Tolstoï écrivit plusieurs commencements de ce roman ; à la fin, mécontent de tous, il abandonna ce travail, disant : « Je ne puis ressusciter assez vivement dans mon imagination, cette époque. Je rencontre des difficultés à cause de l’ignorance des mœurs, des détails, et cela entrave mon travail. »

S. A. Bers, qui se trouvait alors à Iasnaïa Poliana, raconte comme suit les causes de l’abandon du roman :

« En été 1873, Léon Nicolaievitch cessa ses recherches sur cette époque. Il disait que son opinion sur Pierre ier étant diamétralement contraire à l’opinion générale, toute cette époque lui était devenue antipathique. Il affirmait que le personnage de Pierre ier n’avait rien de grand, et que toute son activité avait été mauvaise. Ses prétendues réformes, selon lui, n’avaient point pour but le bien de l’État, mais des avantages personnels. Il ne fonda Pétersbourg que pour fuir l’irritation des boyards, et être plus libre dans sa vie immorale. Ses réformes, il les emprunta à la Saxe, où les lois étaient alors les plus cruelles, et où florissait l’immoralité. C’est par cela que Léon Nicolaievitch expliquait l’amitié de Pierre pour le grand-duc de Saxe, qui était le personnage le plus dissolu, parmi les souverains de cette époque. Dans l’amitié de Pierre ier avec le boulanger Menchikov et le déserteur suisse, Lefort, Tolstoï voyait une preuve de mépris pour les boyards, parmi lesquels il ne pouvait trouver de compagnons d’orgie. Mais il était surtout révolté par le meurtre du tzarévitch Alexis[4]. »
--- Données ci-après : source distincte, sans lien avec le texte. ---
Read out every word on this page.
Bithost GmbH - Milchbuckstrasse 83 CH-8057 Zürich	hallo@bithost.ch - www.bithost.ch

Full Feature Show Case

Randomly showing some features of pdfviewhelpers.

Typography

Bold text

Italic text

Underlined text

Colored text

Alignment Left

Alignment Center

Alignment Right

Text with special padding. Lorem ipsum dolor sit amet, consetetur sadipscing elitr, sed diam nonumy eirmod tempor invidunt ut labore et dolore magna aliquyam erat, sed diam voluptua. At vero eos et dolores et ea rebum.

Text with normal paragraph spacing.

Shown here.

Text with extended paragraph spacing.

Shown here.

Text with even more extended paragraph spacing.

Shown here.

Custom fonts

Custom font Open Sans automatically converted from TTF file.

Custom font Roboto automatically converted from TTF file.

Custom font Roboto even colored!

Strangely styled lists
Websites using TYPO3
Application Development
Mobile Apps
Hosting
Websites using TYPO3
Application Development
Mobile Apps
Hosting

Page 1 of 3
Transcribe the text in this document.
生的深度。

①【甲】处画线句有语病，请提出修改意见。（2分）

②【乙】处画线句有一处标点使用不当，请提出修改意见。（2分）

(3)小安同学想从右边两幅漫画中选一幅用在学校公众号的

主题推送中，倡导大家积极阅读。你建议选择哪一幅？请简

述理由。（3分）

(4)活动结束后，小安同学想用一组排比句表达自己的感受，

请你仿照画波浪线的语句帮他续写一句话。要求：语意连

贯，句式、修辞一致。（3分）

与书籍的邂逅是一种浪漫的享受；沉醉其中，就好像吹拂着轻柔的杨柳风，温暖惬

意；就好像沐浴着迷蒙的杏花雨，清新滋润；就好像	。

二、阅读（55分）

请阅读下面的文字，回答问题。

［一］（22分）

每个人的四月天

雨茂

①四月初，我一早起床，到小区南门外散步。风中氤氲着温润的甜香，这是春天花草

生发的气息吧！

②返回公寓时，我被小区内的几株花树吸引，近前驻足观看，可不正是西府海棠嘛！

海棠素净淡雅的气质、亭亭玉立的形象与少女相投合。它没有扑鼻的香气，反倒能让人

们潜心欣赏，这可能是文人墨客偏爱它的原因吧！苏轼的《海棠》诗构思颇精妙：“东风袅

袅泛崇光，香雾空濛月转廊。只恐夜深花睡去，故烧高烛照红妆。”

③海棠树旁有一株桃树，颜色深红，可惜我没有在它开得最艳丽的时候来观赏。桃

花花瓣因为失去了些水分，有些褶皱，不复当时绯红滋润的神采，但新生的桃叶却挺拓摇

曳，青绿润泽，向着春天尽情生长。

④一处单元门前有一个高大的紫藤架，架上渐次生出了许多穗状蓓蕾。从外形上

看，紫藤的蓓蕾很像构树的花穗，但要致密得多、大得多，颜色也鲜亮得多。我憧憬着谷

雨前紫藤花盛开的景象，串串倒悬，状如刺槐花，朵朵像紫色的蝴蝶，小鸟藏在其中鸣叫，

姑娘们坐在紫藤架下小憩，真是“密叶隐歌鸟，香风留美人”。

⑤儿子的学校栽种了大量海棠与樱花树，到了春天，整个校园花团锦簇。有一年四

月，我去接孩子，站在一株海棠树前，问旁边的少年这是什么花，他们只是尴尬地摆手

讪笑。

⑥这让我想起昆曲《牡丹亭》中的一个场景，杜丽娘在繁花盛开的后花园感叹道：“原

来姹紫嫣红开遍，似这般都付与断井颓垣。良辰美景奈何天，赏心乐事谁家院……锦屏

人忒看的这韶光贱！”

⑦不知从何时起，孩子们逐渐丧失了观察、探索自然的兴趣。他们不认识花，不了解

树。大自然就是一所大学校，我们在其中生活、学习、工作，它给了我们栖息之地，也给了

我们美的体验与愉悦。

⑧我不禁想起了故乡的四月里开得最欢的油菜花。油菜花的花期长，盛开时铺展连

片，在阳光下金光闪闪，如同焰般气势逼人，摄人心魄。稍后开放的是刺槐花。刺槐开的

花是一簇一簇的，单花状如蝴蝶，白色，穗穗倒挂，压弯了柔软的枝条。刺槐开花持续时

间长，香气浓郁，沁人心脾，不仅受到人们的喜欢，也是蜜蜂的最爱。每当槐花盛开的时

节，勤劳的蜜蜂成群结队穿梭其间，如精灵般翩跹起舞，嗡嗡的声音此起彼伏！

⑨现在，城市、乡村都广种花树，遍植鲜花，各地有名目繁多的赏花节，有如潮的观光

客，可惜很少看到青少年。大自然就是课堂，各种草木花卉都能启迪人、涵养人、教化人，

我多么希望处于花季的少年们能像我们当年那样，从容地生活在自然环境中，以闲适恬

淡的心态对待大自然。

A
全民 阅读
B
L’étude de l’époque de Pierre ier attira forcément l’attention de Tolstoï sur la période suivante : le règne des diverses impératrices et de leurs favoris, et il eut l’intention d’écrire un roman intitulé Mirovitch ; mais il n’en fit rien. Découragé par l’étude des matériaux de l’époque de Pierre, Tolstoï sentait le besoin d’orienter ses forces d’un autre côté ; une étude de mœurs le séduisait assez ; et un léger prétexte le fit s’arrêter définitivement à ce nouveau parti. Voici ce que racontent, à ce propos, les familiers de Tolstoï :

« En 1873, la tante préférée de Léon Nicolaievitch : T. A. Ergolski, terminait doucement sa vie. Elle était couchée dans sa chambre, le fils aîné de Tolstoï, Serge, qui avait dix ans, lui lisait à haute voix une nouvelle de Pouschkine. Sophie Andréievna était dans la chambre et tricotait. La vieille s’assoupit, et on cessa la lecture. Le livre de Pouschkine était ouvert à la page où commençaient les Feuilles détachées.

« À ce moment, Léon Nicolaievitch entra dans la chambre. Il prit le livre et lut : « La veille de la fête les invités commencèrent à se réunir… » Ce commencement plut beaucoup à Tolstoï. « Voilà comment il faut commencer, dit-il. Le lecteur est ainsi transporté d’un coup dans l’action même. Un autre écrivain aurait commencé par la description des invités, des chambres, et Pouschkine, lui, va droit au but. » Quelqu’un des assistants proposa à Tolstoï, en plaisantant, de s’approprier ce commencement et d’écrire un roman. Tolstoï se retira dans sa chambre et jeta immédiatement sur le papier le commencement d’Anna Karénine, qui, dans la première version, débutait ainsi : « Tout était bouleversé dans la maison des Oblonski… » Par la suite, Léon Nicolaievitch ajouta les premières lignes du roman, qui expriment une remarque psychologique qu’il avait faite : « Toutes les familles heureuses se ressemblent, chaque famille malheureuse est malheureuse à sa façon. »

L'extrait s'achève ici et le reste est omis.